Os dados foram divulgados pela Associação Brasileira das Empresas Importadoras de Veículos Automotores (Abeiva), e considera 22 marcas. ''Depois de um excepcional mês de março, o melhor da história do setor automotivo brasileiro, a desaceleração nos emplacamentos já era prevista. No entanto, enquanto o mercado geral caiu 22,3%, os veículos importados sentiram impacto menor'', argumenta José Luiz Gandini, presidente da entidade.
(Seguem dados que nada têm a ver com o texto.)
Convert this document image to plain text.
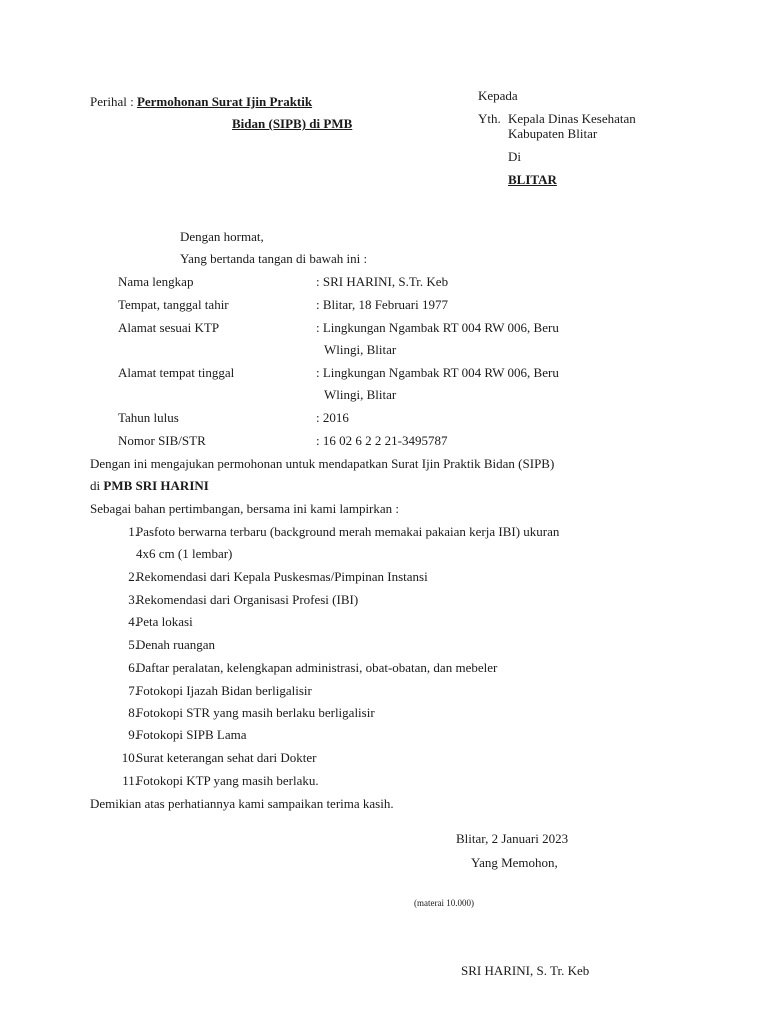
Perihal : Permohonan Surat Ijin Praktik
Bidan (SIPB) di PMB
Kepada
Yth. Kepala Dinas Kesehatan
Kabupaten Blitar
Di
BLITAR
Dengan hormat,
Yang bertanda tangan di bawah ini :
Nama lengkap	: SRI HARINI, S.Tr. Keb
Tempat, tanggal tahir	: Blitar, 18 Februari 1977
Alamat sesuai KTP	: Lingkungan Ngambak RT 004 RW 006, Beru
Wlingi, Blitar
Alamat tempat tinggal	: Lingkungan Ngambak RT 004 RW 006, Beru
Wlingi, Blitar
Tahun lulus	: 2016
Nomor SIB/STR	: 16 02 6 2 2 21-3495787
Dengan ini mengajukan permohonan untuk mendapatkan Surat Ijin Praktik Bidan (SIPB)
di PMB SRI HARINI
Sebagai bahan pertimbangan, bersama ini kami lampirkan :
1.
Pasfoto berwarna terbaru (background merah memakai pakaian kerja IBI) ukuran
4x6 cm (1 lembar)
2.
Rekomendasi dari Kepala Puskesmas/Pimpinan Instansi
3.
Rekomendasi dari Organisasi Profesi (IBI)
4.
Peta lokasi
5.
Denah ruangan
6.
Daftar peralatan, kelengkapan administrasi, obat-obatan, dan mebeler
7.
Fotokopi Ijazah Bidan berligalisir
8.
Fotokopi STR yang masih berlaku berligalisir
9.
Fotokopi SIPB Lama
10.
Surat keterangan sehat dari Dokter
11.
Fotokopi KTP yang masih berlaku.
Demikian atas perhatiannya kami sampaikan terima kasih.
Blitar, 2 Januari 2023
Yang Memohon,
(materai 10.000)
SRI HARINI, S. Tr. Keb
No entanto, ele acredita que o setor automotivo vai manter estabilidade em suas vendas ao longo do ano. Os dados de vendas no atacado - das importadoras para a rede autorizada de concessionárias -, por sua vez, mostram queda de 18,5% em abril último em relação ao mês anterior. Foram 7.639 unidades conta 9.378 veículos em março. Na comparação com o mesmo mês do ano passado, também no atacado, foi verificado crescimento de 213,5%.
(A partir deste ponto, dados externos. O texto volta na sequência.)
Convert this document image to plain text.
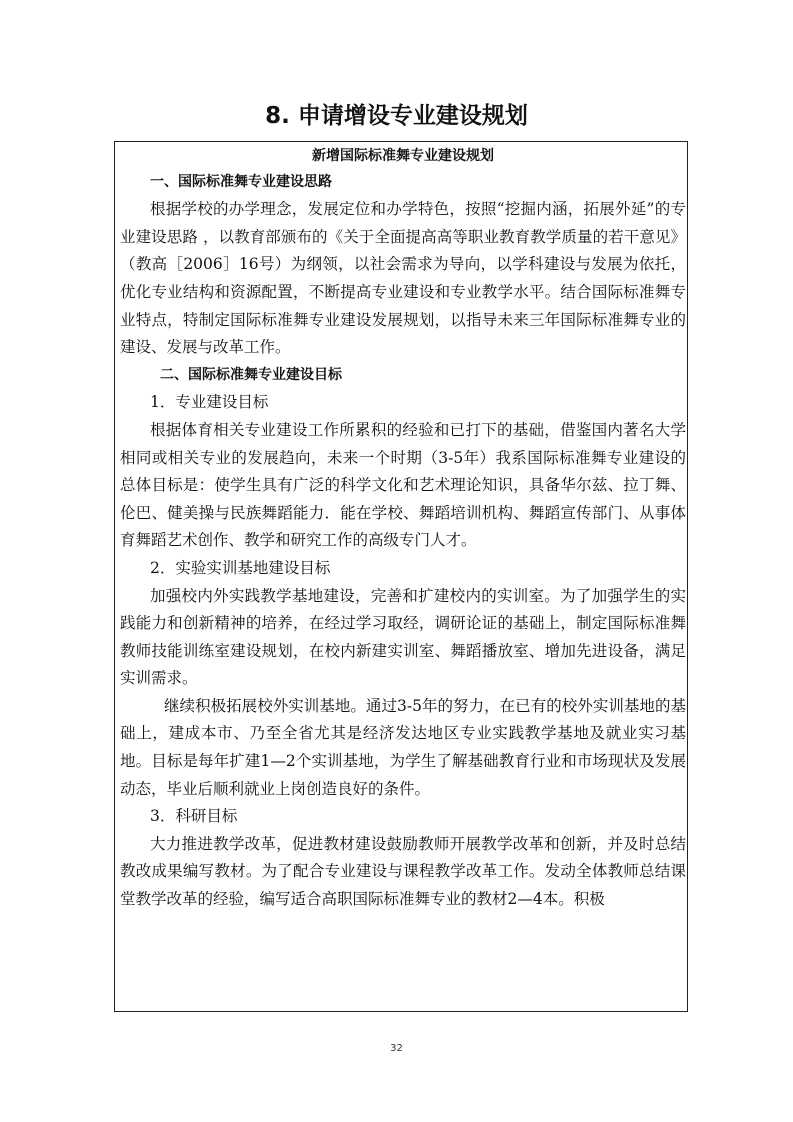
8. 申请增设专业建设规划

新增国际标准舞专业建设规划

一、国际标准舞专业建设思路

根据学校的办学理念，发展定位和办学特色，按照“挖掘内涵，拓展外延”的专业建设思路 ，以教育部颁布的《关于全面提高高等职业教育教学质量的若干意见》（教高［2006］16号）为纲领，以社会需求为导向，以学科建设与发展为依托，优化专业结构和资源配置，不断提高专业建设和专业教学水平。结合国际标准舞专业特点，特制定国际标准舞专业建设发展规划，以指导未来三年国际标准舞专业的建设、发展与改革工作。

二、国际标准舞专业建设目标

1．专业建设目标

根据体育相关专业建设工作所累积的经验和已打下的基础，借鉴国内著名大学相同或相关专业的发展趋向，未来一个时期（3-5年）我系国际标准舞专业建设的总体目标是：使学生具有广泛的科学文化和艺术理论知识，具备华尔兹、拉丁舞、伦巴、健美操与民族舞蹈能力．能在学校、舞蹈培训机构、舞蹈宣传部门、从事体育舞蹈艺术创作、教学和研究工作的高级专门人才。

2．实验实训基地建设目标

加强校内外实践教学基地建设，完善和扩建校内的实训室。为了加强学生的实践能力和创新精神的培养，在经过学习取经，调研论证的基础上，制定国际标准舞教师技能训练室建设规划，在校内新建实训室、舞蹈播放室、增加先进设备，满足实训需求。

继续积极拓展校外实训基地。通过3-5年的努力，在已有的校外实训基地的基础上，建成本市、乃至全省尤其是经济发达地区专业实践教学基地及就业实习基地。目标是每年扩建1—2个实训基地，为学生了解基础教育行业和市场现状及发展动态，毕业后顺利就业上岗创造良好的条件。

3．科研目标

大力推进教学改革，促进教材建设鼓励教师开展教学改革和创新，并及时总结教改成果编写教材。为了配合专业建设与课程教学改革工作。发动全体教师总结课堂教学改革的经验，编写适合高职国际标准舞专业的教材2—4本。积极

32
No primeiro quadrimestre deste ano, os dados de vendas no atacado mostram ainda que a alta foi de 199,1% O acumulado de janeiro a abril de 2010 registra 29.217 unidades contra os 9.767 veículos do primeiro quadrimestre de 2009.
Financiamentos
Nos primeiros três meses do ano, o Crédito Direto ao Consumidor (CDC) foi a modalidade mais utilizada pelos consumidores para a aquisição financiada de veículos e comerciais leves, representando 40% do total de veículos comercializados no período de acordo com levantamento da Associação Nacional das Empresas Financeiras das Montadoras (Anef). As vendas a prazo por meio de leasing correspondem a 16%, o consórcio por 6% e as vendas à vista ficaram em 38%.